A research group in Denmark has found proteins in intestinal and soil microbes that can inhibit the action of cutting CRISPR-Cas9 genes, a finding that could help to control the technology with more precision and less risk.
Bacteria and viruses have been fighting an evolutionary arms race for millions of years. Bacteria developed CRISPR systems to combat invading viruses called bacteriophages by removing the viral DNA from the bacterial genome. These systems formed the basis of pioneering tools for processing genes of today CRISPR-Cas9. Less well studied, however, is the viral way to disarm the immune system, anti-CRISPR proteins.
"Anti-CRISPRs are found in phages, their genomes usually miss annotations and we do not know the function of most of their genes,"Morten Sommer, the main researcher who carries out the work at the Novo Nordisk Foundation Center for Biosustainability, told me."Therefore, it makes it difficult to identify these proteins without any prior knowledge or test to test for their function."
In a study published in Cell Host & Microbe, the researchers obtained DNA from the gut microbiomes of people, pigs and cows, as well as the soil. They introduced random sections of the collected DNA into a specially designed strain of Streptococcus pyogenes bacteria to identify genes that were able to bypass the bacteria's CRISPR-Cas9 system.
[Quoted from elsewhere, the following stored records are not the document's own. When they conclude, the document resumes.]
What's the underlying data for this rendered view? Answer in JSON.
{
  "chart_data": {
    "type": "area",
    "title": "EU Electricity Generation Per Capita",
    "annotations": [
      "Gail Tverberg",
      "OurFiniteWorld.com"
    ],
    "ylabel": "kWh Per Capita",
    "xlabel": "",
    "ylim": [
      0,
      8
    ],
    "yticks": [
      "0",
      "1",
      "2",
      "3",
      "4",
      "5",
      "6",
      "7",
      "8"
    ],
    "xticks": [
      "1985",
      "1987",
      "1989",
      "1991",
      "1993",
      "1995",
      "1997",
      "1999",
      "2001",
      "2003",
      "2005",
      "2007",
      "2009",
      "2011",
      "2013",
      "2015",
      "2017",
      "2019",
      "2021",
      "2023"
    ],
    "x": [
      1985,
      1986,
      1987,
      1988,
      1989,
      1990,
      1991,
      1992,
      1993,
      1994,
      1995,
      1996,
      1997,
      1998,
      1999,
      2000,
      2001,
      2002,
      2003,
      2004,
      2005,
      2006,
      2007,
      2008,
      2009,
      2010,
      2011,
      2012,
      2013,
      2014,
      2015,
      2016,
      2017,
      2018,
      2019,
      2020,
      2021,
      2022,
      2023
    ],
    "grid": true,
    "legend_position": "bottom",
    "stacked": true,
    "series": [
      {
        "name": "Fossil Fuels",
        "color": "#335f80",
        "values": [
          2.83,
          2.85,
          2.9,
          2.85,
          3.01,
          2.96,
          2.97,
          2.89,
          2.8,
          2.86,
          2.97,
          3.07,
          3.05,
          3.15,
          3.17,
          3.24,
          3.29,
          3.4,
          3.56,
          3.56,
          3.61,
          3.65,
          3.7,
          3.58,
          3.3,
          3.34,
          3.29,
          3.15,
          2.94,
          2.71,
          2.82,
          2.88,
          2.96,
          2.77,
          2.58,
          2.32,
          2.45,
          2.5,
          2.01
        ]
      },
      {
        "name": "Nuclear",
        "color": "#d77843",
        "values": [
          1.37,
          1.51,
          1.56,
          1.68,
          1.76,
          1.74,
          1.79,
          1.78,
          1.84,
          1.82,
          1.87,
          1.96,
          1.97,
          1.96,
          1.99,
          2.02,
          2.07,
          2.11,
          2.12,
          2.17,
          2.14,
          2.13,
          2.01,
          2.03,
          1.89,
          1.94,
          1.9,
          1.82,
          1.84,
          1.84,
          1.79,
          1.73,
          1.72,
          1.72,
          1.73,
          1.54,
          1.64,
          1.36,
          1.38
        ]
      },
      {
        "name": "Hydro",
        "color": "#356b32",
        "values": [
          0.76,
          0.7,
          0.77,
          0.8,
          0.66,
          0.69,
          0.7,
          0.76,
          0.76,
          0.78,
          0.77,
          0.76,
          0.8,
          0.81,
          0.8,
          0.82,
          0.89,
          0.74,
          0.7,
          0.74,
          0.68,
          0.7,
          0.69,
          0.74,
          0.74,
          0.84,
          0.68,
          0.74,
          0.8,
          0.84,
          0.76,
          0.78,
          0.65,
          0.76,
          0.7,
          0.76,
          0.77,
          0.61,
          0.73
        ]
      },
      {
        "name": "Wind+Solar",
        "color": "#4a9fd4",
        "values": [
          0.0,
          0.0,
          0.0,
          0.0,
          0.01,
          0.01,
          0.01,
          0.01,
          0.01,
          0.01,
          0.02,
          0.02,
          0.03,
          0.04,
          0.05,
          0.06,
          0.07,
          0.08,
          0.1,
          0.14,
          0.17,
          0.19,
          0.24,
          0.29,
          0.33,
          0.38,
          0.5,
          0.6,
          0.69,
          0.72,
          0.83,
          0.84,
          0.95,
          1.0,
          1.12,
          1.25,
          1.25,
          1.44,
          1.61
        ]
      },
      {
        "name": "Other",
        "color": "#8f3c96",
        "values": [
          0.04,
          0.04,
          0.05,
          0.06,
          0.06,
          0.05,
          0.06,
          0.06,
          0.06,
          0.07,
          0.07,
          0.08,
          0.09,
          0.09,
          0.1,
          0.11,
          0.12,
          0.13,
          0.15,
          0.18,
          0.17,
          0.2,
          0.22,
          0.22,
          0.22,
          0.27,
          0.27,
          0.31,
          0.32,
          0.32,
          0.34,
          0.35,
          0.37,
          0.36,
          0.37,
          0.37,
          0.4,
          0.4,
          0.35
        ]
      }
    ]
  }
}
From this approach, the researchers identified four new viral anti-CRISPR genes that could one day help refine CRISPR-Cas9 gene processing, off-target operations that can damage cells.
"Today, most researchers using CRISPR-Cas9 have difficulty checking the system and activities outside the target area, " Sommer said in a statement. "Anti-CRISPR systems are very important because you want to turn your system on and off to test the activity, so these new proteins could become very useful."
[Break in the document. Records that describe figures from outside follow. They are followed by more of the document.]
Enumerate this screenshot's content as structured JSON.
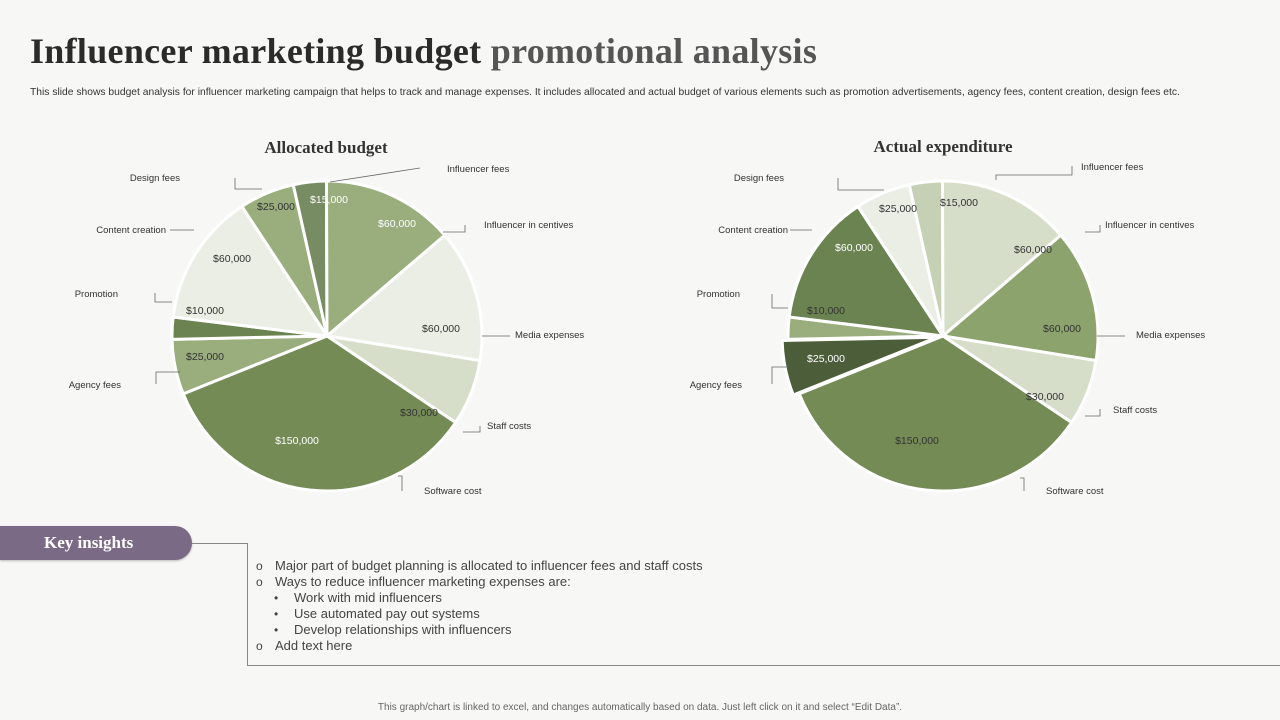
{
  "title_part1": "Influencer marketing budget",
  "title_part2": "promotional analysis",
  "subtitle": "This slide shows budget analysis for influencer marketing campaign that helps to track and manage expenses. It includes allocated and actual budget of various elements such as promotion advertisements, agency fees, content creation, design fees etc.",
  "chart_data": [
    {
      "type": "pie",
      "title": "Allocated budget",
      "slices": [
        {
          "label": "Influencer fees",
          "value": 15000,
          "display": "$15,000",
          "color": "#788c64",
          "text_color": "#ffffff"
        },
        {
          "label": "Influencer in centives",
          "value": 60000,
          "display": "$60,000",
          "color": "#99ad7d",
          "text_color": "#ffffff"
        },
        {
          "label": "Media expenses",
          "value": 60000,
          "display": "$60,000",
          "color": "#ebeee4",
          "text_color": "#333333"
        },
        {
          "label": "Staff costs",
          "value": 30000,
          "display": "$30,000",
          "color": "#d6dec9",
          "text_color": "#333333"
        },
        {
          "label": "Software cost",
          "value": 150000,
          "display": "$150,000",
          "color": "#758b56",
          "text_color": "#ffffff"
        },
        {
          "label": "Agency fees",
          "value": 25000,
          "display": "$25,000",
          "color": "#99ad7d",
          "text_color": "#333333"
        },
        {
          "label": "Promotion",
          "value": 10000,
          "display": "$10,000",
          "color": "#6b8351",
          "text_color": "#333333"
        },
        {
          "label": "Content creation",
          "value": 60000,
          "display": "$60,000",
          "color": "#ebeee4",
          "text_color": "#333333"
        },
        {
          "label": "Design fees",
          "value": 25000,
          "display": "$25,000",
          "color": "#99ad7d",
          "text_color": "#333333"
        }
      ]
    },
    {
      "type": "pie",
      "title": "Actual expenditure",
      "slices": [
        {
          "label": "Influencer fees",
          "value": 15000,
          "display": "$15,000",
          "color": "#c6d0b5",
          "text_color": "#333333"
        },
        {
          "label": "Influencer in centives",
          "value": 60000,
          "display": "$60,000",
          "color": "#d6dec9",
          "text_color": "#333333"
        },
        {
          "label": "Media expenses",
          "value": 60000,
          "display": "$60,000",
          "color": "#8ca36e",
          "text_color": "#333333"
        },
        {
          "label": "Staff costs",
          "value": 30000,
          "display": "$30,000",
          "color": "#d6dec9",
          "text_color": "#333333"
        },
        {
          "label": "Software cost",
          "value": 150000,
          "display": "$150,000",
          "color": "#758b56",
          "text_color": "#333333"
        },
        {
          "label": "Agency fees",
          "value": 25000,
          "display": "$25,000",
          "color": "#4c5d39",
          "text_color": "#ffffff"
        },
        {
          "label": "Promotion",
          "value": 10000,
          "display": "$10,000",
          "color": "#99ad7d",
          "text_color": "#333333"
        },
        {
          "label": "Content creation",
          "value": 60000,
          "display": "$60,000",
          "color": "#6b8351",
          "text_color": "#ffffff"
        },
        {
          "label": "Design fees",
          "value": 25000,
          "display": "$25,000",
          "color": "#ebeee4",
          "text_color": "#333333"
        }
      ]
    }
  ],
  "key_insights": {
    "label": "Key insights",
    "items": [
      {
        "level": 1,
        "marker": "o",
        "text": "Major part of budget planning is allocated to influencer fees and staff costs"
      },
      {
        "level": 1,
        "marker": "o",
        "text": "Ways to reduce influencer marketing expenses are:"
      },
      {
        "level": 2,
        "marker": "•",
        "text": "Work with mid influencers"
      },
      {
        "level": 2,
        "marker": "•",
        "text": "Use automated pay out systems"
      },
      {
        "level": 2,
        "marker": "•",
        "text": "Develop relationships with influencers"
      },
      {
        "level": 1,
        "marker": "o",
        "text": "Add text here"
      }
    ]
  },
  "footer": "This graph/chart is linked to excel, and changes automatically based on data. Just left click on it and select “Edit Data”."
}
The researchers investigate the commercialization of this discovery, but have not given any details. All tools for improving CRISPR systems can be attractive for companies that want to use the technology in medical applications. As an example from last year, the Swiss company CRISPR Therapeutics and its American partner Vertex Pharmaceuticals launched it first try of CRISPR-Cas9 in Europe, for the treatment of genetic diseases.
In addition to medical use, anti-CRISPR proteins can also improve the accuracy of CRISPR for genetically modified animals, crops and microbes, a route that the German company BASF takes.